Low-Complexity Resource Allocation for Dense Cellular Vehicle-to-Everything (C-V2X) Communications

TL;DR

This paper introduces a low-complexity, scalable resource allocation framework for dense C-V2X communications, improving sum-rate performance and practicality over existing methods.

Contribution

It proposes novel matching-based algorithms and a closed-form feasibility check for efficient resource allocation in dense vehicular networks.

Findings

Outperforms existing methods by up to 6% in sum-rate.

Algorithms are scalable and effective for dense scenarios.

Achieves near-optimal performance with low complexity.

Abstract

Vehicular communications are the key enabler of traffic reduction and road safety improvement referred to as cellular vehicle-to-everything (C-V2X) communications. Considering the numerous transmitting entities in next generation cellular networks, most existing resource allocation algorithms are impractical or non-effective to ensure reliable C-V2X communications which lead to safe intelligent transportation systems. We study a centralized framework to develop a low-complexity, scalable, and practical resource allocation scheme for dense C-V2X communications. The NP-hard sum-rate maximization resource allocation problem is formulated as a mixed-integer non-linear non-convex optimization problem considering both cellular vehicular links (CVLs) and non-cellular VLs (NCVLs) quality-of-service (QoS) constraints. By assuming that multiple NCVLs can simultaneously reuse a single cellular link (CL), we propose two low-complexity sub-optimal matching-based algorithms in four steps. The first two steps provide a channel gain-based CVL priority and CL assignment followed by an innovative scalable min-max channel-gain-based CVL-NCVL matching. We propose an analytically proven closed-form fast feasibility check theorem as the third step.
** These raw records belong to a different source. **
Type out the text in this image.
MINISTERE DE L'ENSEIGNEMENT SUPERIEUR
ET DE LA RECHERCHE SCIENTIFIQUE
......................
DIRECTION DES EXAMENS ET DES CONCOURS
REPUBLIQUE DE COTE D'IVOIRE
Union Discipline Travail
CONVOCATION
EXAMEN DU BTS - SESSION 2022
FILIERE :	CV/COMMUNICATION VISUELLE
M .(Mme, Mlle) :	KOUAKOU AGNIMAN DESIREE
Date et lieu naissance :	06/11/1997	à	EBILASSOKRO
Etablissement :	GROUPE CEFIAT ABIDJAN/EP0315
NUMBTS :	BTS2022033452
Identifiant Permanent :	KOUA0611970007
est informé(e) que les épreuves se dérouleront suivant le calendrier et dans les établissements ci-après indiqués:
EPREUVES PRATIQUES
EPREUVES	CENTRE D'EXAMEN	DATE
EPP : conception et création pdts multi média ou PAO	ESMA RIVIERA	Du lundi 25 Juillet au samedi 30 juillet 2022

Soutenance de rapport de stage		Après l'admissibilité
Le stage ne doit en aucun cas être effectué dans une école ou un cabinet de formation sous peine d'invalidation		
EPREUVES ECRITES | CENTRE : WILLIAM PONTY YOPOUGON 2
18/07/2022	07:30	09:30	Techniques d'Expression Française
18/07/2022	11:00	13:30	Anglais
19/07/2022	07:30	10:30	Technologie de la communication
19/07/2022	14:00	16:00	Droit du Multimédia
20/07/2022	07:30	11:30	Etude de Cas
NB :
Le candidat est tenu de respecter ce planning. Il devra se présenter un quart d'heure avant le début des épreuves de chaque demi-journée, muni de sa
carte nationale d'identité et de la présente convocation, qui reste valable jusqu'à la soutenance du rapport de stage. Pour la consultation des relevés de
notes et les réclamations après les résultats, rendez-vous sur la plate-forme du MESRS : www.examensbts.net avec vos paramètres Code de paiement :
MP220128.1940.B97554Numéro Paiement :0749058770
The objective function is transformed into a difference of convex (DC) form and the power allocation problem is solved optimally using majorization-minimization (MaMi) method and interior point methods as the last step. Numerical results verify that our schemes are scalable and effective for dense C-V2X communications. The low-complexity and practicality of the proposed schemes for dense cellular networks is also shown. Furthermore, it is shown that the proposed schemes outperform other methods up to %6 in terms of overall sum-rate in dense scenarios and have a near optimal performance.